Ricky Ponting has slammed Cheteshwar Pujara’s ‘lacklustre’ batting approach as he believes the knock actually kept Australia in the game after India’s quick-fire opening partnership. While comparing his scoring rate from the 2018 series, he reinstated that Pujara didn’t bat the same way in 2018.
Back in the 2018-19 series against the same opposition, Cheteshwar Pujara had his best ever performance in an Indian jersey Down Under. Not only did he top-scored for the visitors in the series with 521 runs, 171 more than Rishabh Pant, but he also faced 1258 deliveries, the most in the series, taming the Australian bowling unit. In the ongoing series, it was also going to be a battle of whether Pujara continues his approach and if he did, would he be as successful.
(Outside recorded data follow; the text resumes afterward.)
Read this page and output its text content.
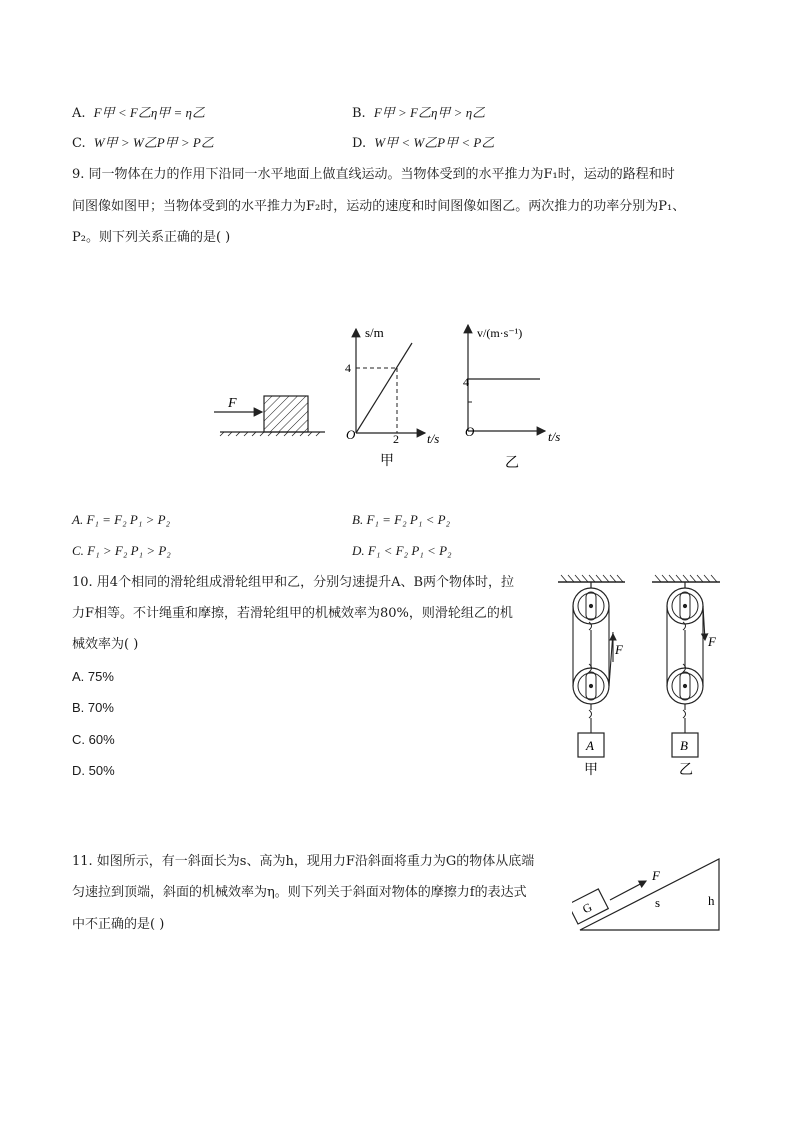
A. F甲 < F乙η甲 = η乙	B. F甲 > F乙η甲 > η乙
C. W甲 > W乙P甲 > P乙	D. W甲 < W乙P甲 < P乙
9. 同一物体在力的作用下沿同一水平地面上做直线运动。当物体受到的水平推力为F₁时，运动的路程和时
间图像如图甲；当物体受到的水平推力为F₂时，运动的速度和时间图像如图乙。两次推力的功率分别为P₁、
P₂。则下列关系正确的是( )
F
s/m
t/s
O
4
2
甲
v/(m·s⁻¹)
t/s
O
4
乙
A. F₁ = F₂ P₁ > P₂	B. F₁ = F₂ P₁ < P₂
C. F₁ > F₂ P₁ > P₂	D. F₁ < F₂ P₁ < P₂
10. 用4个相同的滑轮组成滑轮组甲和乙，分别匀速提升A、B两个物体时，拉
力F相等。不计绳重和摩擦，若滑轮组甲的机械效率为80%，则滑轮组乙的机
械效率为( )
A. 75%
B. 70%
C. 60%
D. 50%
F
A
甲
F
B
乙
11. 如图所示，有一斜面长为s、高为h，现用力F沿斜面将重力为G的物体从底端
匀速拉到顶端，斜面的机械效率为η。则下列关于斜面对物体的摩擦力f的表达式
中不正确的是( )
G
F
s	h
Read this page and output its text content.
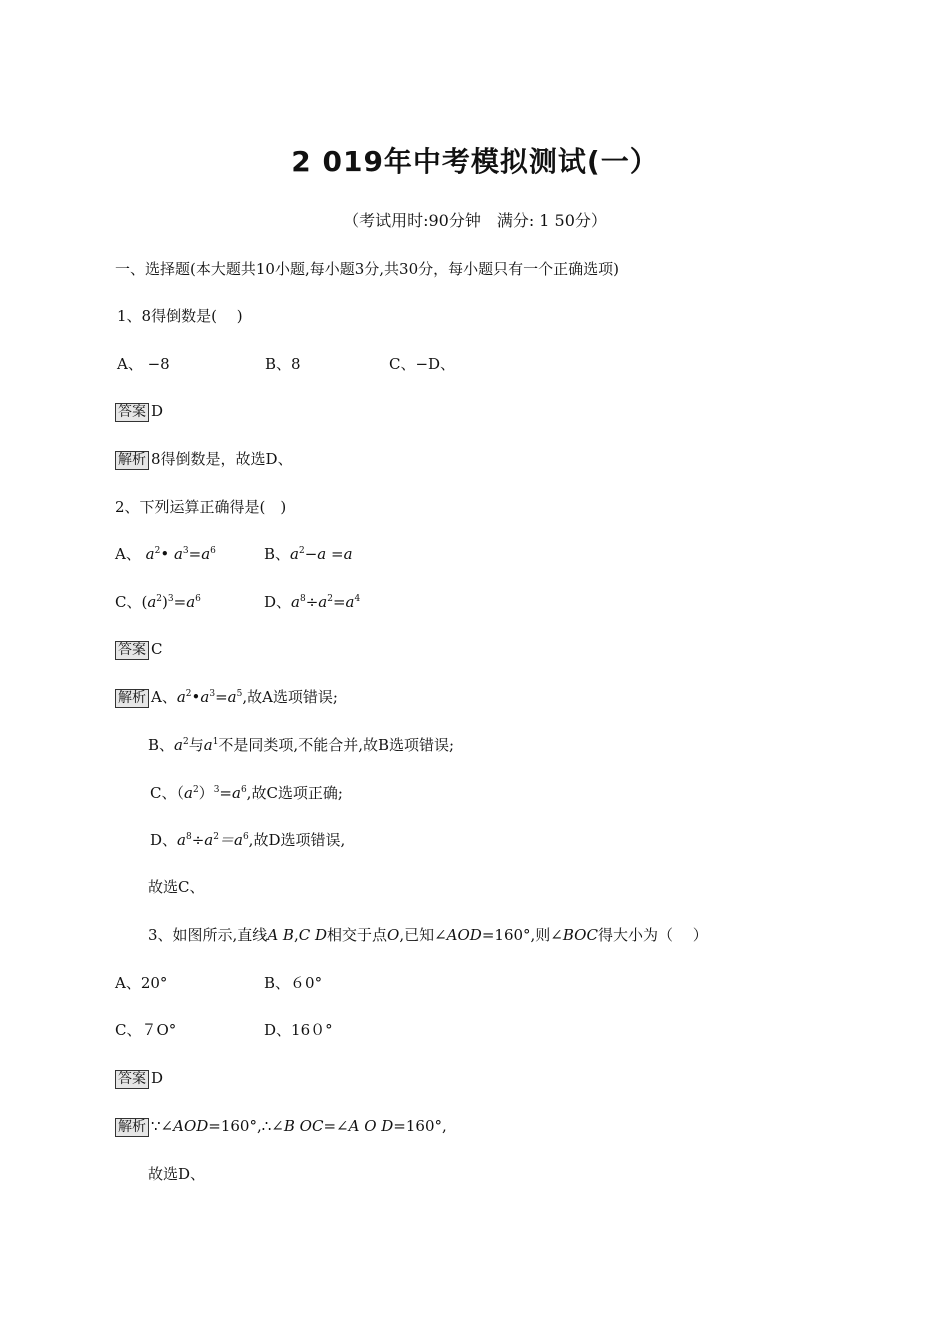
2 019年中考模拟测试(一）
（考试用时:90分钟　满分: 1 50分）
一、选择题(本大题共10小题,每小题3分,共30分，每小题只有一个正确选项)
1、8得倒数是(　 )
A、 −8	B、8	C、− D、
答案 D
解析 8得倒数是，故选D、
2、下列运算正确得是(　)
A、 $a^2•$ $a^3=a^6$	B、$a^2-a =a$
C、$(a^2)^3=a^6$	D、$a^8\div a^2=a^4$
答案 C
解析 A、$a^2•a^3=a^5$,故A选项错误;
B、$a^2$与$a^1$不是同类项,不能合并,故B选项错误;
C、$(a^2)^3=a^6$,故C选项正确;
D、$a^8\div a^2=a^6$,故D选项错误,
故选C、
3、如图所示,直线A B,C D相交于点O,已知∠AOD=160°,则∠BOC得大小为（　 ）
A、20°	B、６0°
C、７O°	D、16０°
答案 D
解析 ∵∠AOD=160°,∴∠B OC=∠A O D=160°,
故选D、
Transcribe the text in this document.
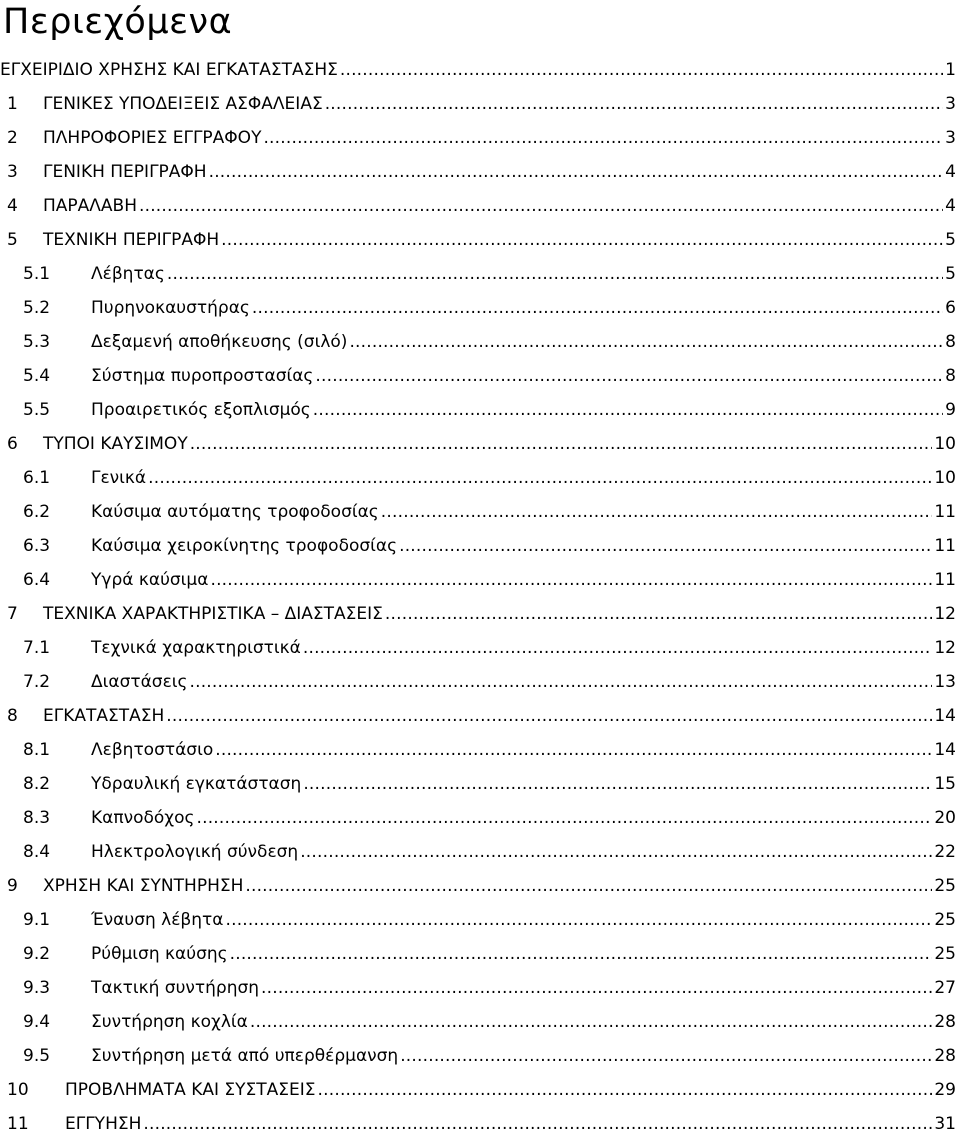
Περιεχόμενα
ΕΓΧΕΙΡΙΔΙΟ ΧΡΗΣΗΣ ΚΑΙ ΕΓΚΑΤΑΣΤΑΣΗΣ .....	1
1	ΓΕΝΙΚΕΣ ΥΠΟΔΕΙΞΕΙΣ ΑΣΦΑΛΕΙΑΣ .....	3
2	ΠΛΗΡΟΦΟΡΙΕΣ ΕΓΓΡΑΦΟΥ .....	3
3	ΓΕΝΙΚΗ ΠΕΡΙΓΡΑΦΗ .....	4
4	ΠΑΡΑΛΑΒΗ .....	4
5	ΤΕΧΝΙΚΗ ΠΕΡΙΓΡΑΦΗ .....	5
5.1	Λέβητας .....	5
5.2	Πυρηνοκαυστήρας .....	6
5.3	Δεξαμενή αποθήκευσης (σιλό) .....	8
5.4	Σύστημα πυροπροστασίας .....	8
5.5	Προαιρετικός εξοπλισμός .....	9
6	ΤΥΠΟΙ ΚΑΥΣΙΜΟΥ .....	10
6.1	Γενικά .....	10
6.2	Καύσιμα αυτόματης τροφοδοσίας .....	11
6.3	Καύσιμα χειροκίνητης τροφοδοσίας .....	11
6.4	Υγρά καύσιμα .....	11
7	ΤΕΧΝΙΚΑ ΧΑΡΑΚΤΗΡΙΣΤΙΚΑ – ΔΙΑΣΤΑΣΕΙΣ .....	12
7.1	Τεχνικά χαρακτηριστικά .....	12
7.2	Διαστάσεις .....	13
8	ΕΓΚΑΤΑΣΤΑΣΗ .....	14
8.1	Λεβητοστάσιο .....	14
8.2	Υδραυλική εγκατάσταση .....	15
8.3	Καπνοδόχος .....	20
8.4	Ηλεκτρολογική σύνδεση .....	22
9	ΧΡΗΣΗ ΚΑΙ ΣΥΝΤΗΡΗΣΗ .....	25
9.1	Έναυση λέβητα .....	25
9.2	Ρύθμιση καύσης .....	25
9.3	Τακτική συντήρηση .....	27
9.4	Συντήρηση κοχλία .....	28
9.5	Συντήρηση μετά από υπερθέρμανση .....	28
10	ΠΡΟΒΛΗΜΑΤΑ ΚΑΙ ΣΥΣΤΑΣΕΙΣ .....	29
11	ΕΓΓΥΗΣΗ .....	31
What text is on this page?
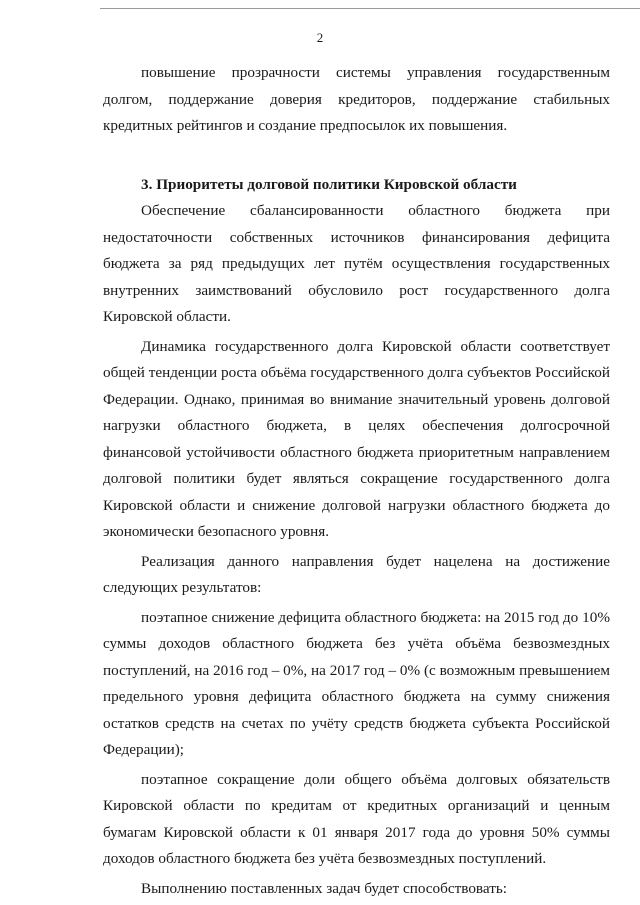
2

повышение прозрачности системы управления государственным долгом, поддержание доверия кредиторов, поддержание стабильных кредитных рейтингов и создание предпосылок их повышения.

3. Приоритеты долговой политики Кировской области

Обеспечение сбалансированности областного бюджета при недостаточности собственных источников финансирования дефицита бюджета за ряд предыдущих лет путём осуществления государственных внутренних заимствований обусловило рост государственного долга Кировской области.

Динамика государственного долга Кировской области соответствует общей тенденции роста объёма государственного долга субъектов Российской Федерации. Однако, принимая во внимание значительный уровень долговой нагрузки областного бюджета, в целях обеспечения долгосрочной финансовой устойчивости областного бюджета приоритетным направлением долговой политики будет являться сокращение государственного долга Кировской области и снижение долговой нагрузки областного бюджета до экономически безопасного уровня.

Реализация данного направления будет нацелена на достижение следующих результатов:

поэтапное снижение дефицита областного бюджета: на 2015 год до 10% суммы доходов областного бюджета без учёта объёма безвозмездных поступлений, на 2016 год – 0%, на 2017 год – 0% (с возможным превышением предельного уровня дефицита областного бюджета на сумму снижения остатков средств на счетах по учёту средств бюджета субъекта Российской Федерации);

поэтапное сокращение доли общего объёма долговых обязательств Кировской области по кредитам от кредитных организаций и ценным бумагам Кировской области к 01 января 2017 года до уровня 50% суммы доходов областного бюджета без учёта безвозмездных поступлений.

Выполнению поставленных задач будет способствовать:
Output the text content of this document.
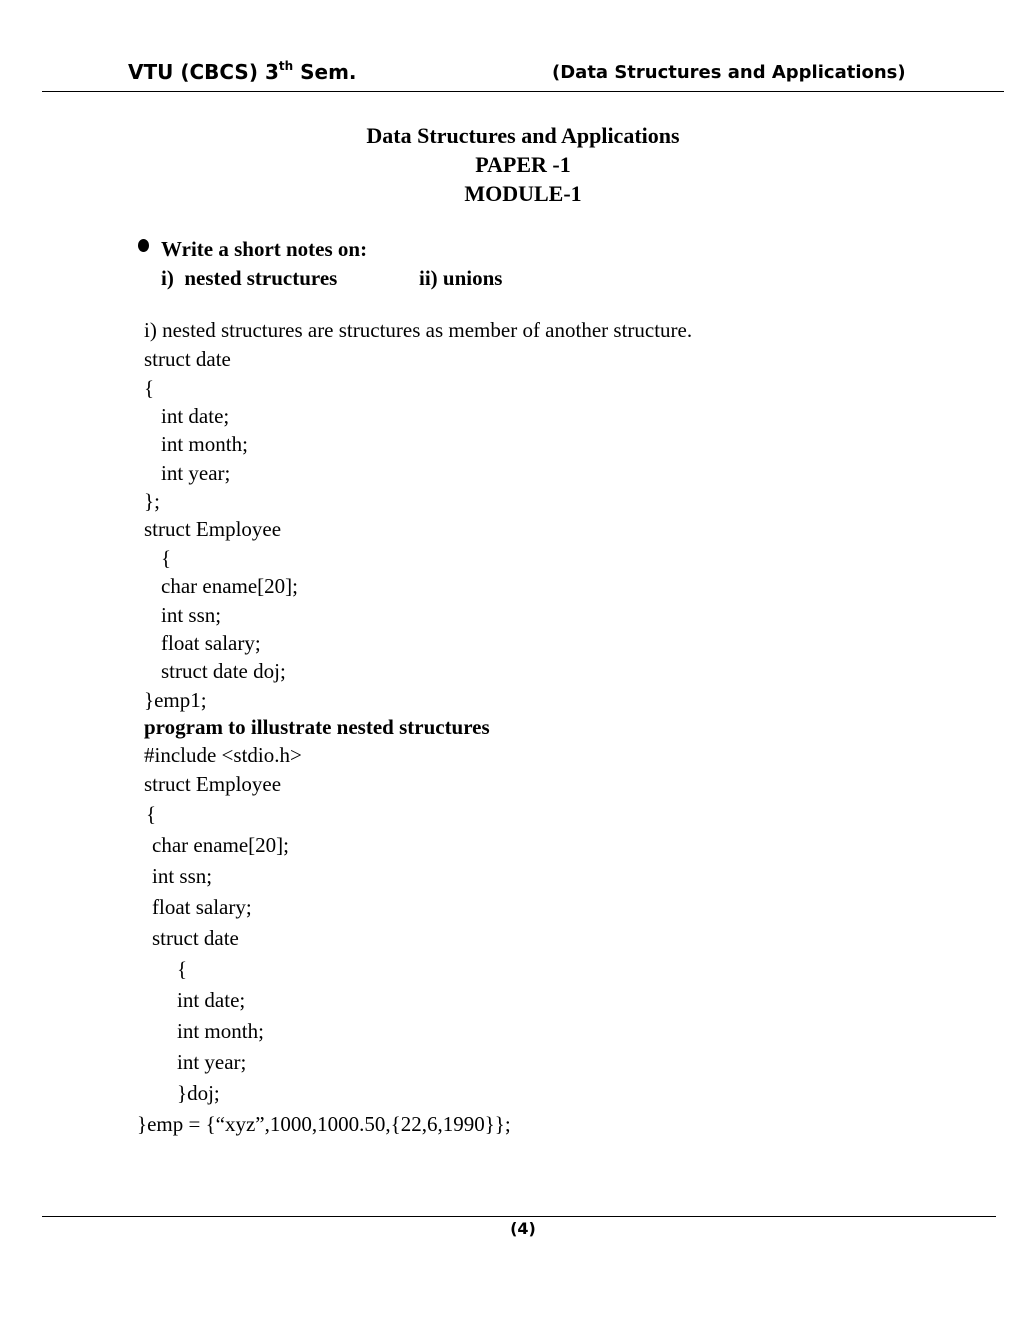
VTU (CBCS) 3th Sem.	(Data Structures and Applications)
Data Structures and Applications
PAPER -1
MODULE-1
Write a short notes on:
i)  nested structures	ii) unions
i) nested structures are structures as member of another structure.
struct date
{
int date;
int month;
int year;
};
struct Employee
{
char ename[20];
int ssn;
float salary;
struct date doj;
}emp1;
program to illustrate nested structures
#include <stdio.h>
struct Employee
{
char ename[20];
int ssn;
float salary;
struct date
{
int date;
int month;
int year;
}doj;
}emp = {“xyz”,1000,1000.50,{22,6,1990}};
(4)
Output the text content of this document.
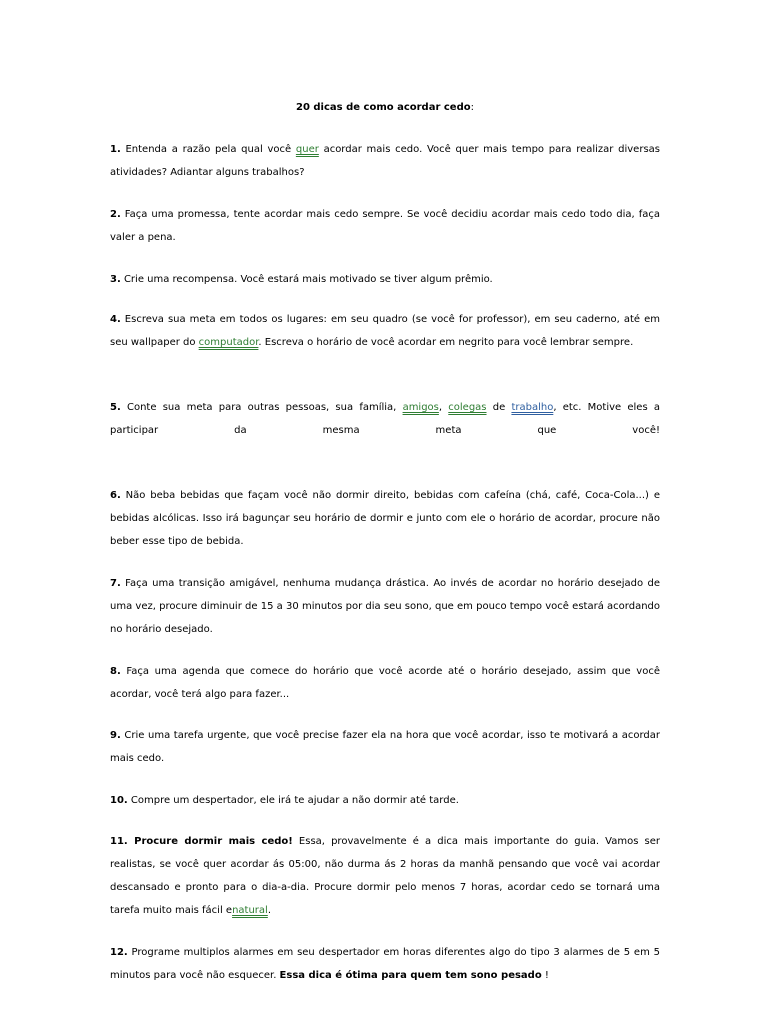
20 dicas de como acordar cedo:

1. Entenda a razão pela qual você quer acordar mais cedo. Você quer mais tempo para realizar diversas atividades? Adiantar alguns trabalhos?

2. Faça uma promessa, tente acordar mais cedo sempre. Se você decidiu acordar mais cedo todo dia, faça valer a pena.

3. Crie uma recompensa. Você estará mais motivado se tiver algum prêmio.

4. Escreva sua meta em todos os lugares: em seu quadro (se você for professor), em seu caderno, até em seu wallpaper do computador. Escreva o horário de você acordar em negrito para você lembrar sempre.

5. Conte sua meta para outras pessoas, sua família, amigos, colegas de trabalho, etc. Motive eles a participar da mesma meta que você!

6. Não beba bebidas que façam você não dormir direito, bebidas com cafeína (chá, café, Coca-Cola...) e bebidas alcólicas. Isso irá bagunçar seu horário de dormir e junto com ele o horário de acordar, procure não beber esse tipo de bebida.

7. Faça uma transição amigável, nenhuma mudança drástica. Ao invés de acordar no horário desejado de uma vez, procure diminuir de 15 a 30 minutos por dia seu sono, que em pouco tempo você estará acordando no horário desejado.

8. Faça uma agenda que comece do horário que você acorde até o horário desejado, assim que você acordar, você terá algo para fazer...

9. Crie uma tarefa urgente, que você precise fazer ela na hora que você acordar, isso te motivará a acordar mais cedo.

10. Compre um despertador, ele irá te ajudar a não dormir até tarde.

11. Procure dormir mais cedo! Essa, provavelmente é a dica mais importante do guia. Vamos ser realistas, se você quer acordar ás 05:00, não durma ás 2 horas da manhã pensando que você vai acordar descansado e pronto para o dia-a-dia. Procure dormir pelo menos 7 horas, acordar cedo se tornará uma tarefa muito mais fácil enatural.

12. Programe multiplos alarmes em seu despertador em horas diferentes algo do tipo 3 alarmes de 5 em 5 minutos para você não esquecer. Essa dica é ótima para quem tem sono pesado !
After losing both the openers, with 85 runs on board, the onus was on Pujara and Ajinkya Rahane to up the ante and increase the scoring rate to get Australia’s first innings total. While Rahane lost his wicket in that approach, Pujara continued to torment the Australian attack with his slow batting. However, post his wicket, India collapsed to a total of 244, 94 short of the Australian total, which completely irked the former Australian skipper Ricky Ponting.
"To bat like he did today, finally get a great ball from (fast bowler Pat) Cummins, although he got 50, he just hadn't hurt the Australians at all. In fact, batting like he did actually kept Australia in the game. Although Pujara got the 50 that he got, he's as guilty as anyone for slack, lacklustre batting,” Ponting told Cricket Australia.
"I think (Pujara) has got to be better than that. If you're going to play that way and bat that long, he's got to back himself to make sure he gets 100, 150 at least,” he added.
Not just that, Ponting also tore open into the right-hander’s approach, stating that he didn’t bat with the intent for his first 120-130 deliveries that he faced at the crease.
"We saw it even against Lyon in the back-half of his innings today, he started using his feet and hitting the ball through the field – he didn't do that for his first 120-130 balls," he said.
"You can't tell me it takes you that long to get in and get settled and work out what the wicket's playing like or what the bowlers are bowling like,” he added.
Recalling his approach in the 2018-19 series, Ponting pointed out how Pujara was far more productive when it comes to scoring in the prior series in comparison to the ongoing one. In the 2020-21 series, Pujara has a strike-rate of 27.03, which has put India in dire positions thus far.
"He's got to find a way to score quicker than that because that's not going to win his team any games. I know people will say 'he did the same thing out here last time' but he didn't. He batted for a long period of time but he scored a lot quicker than what he scored today," he concluded.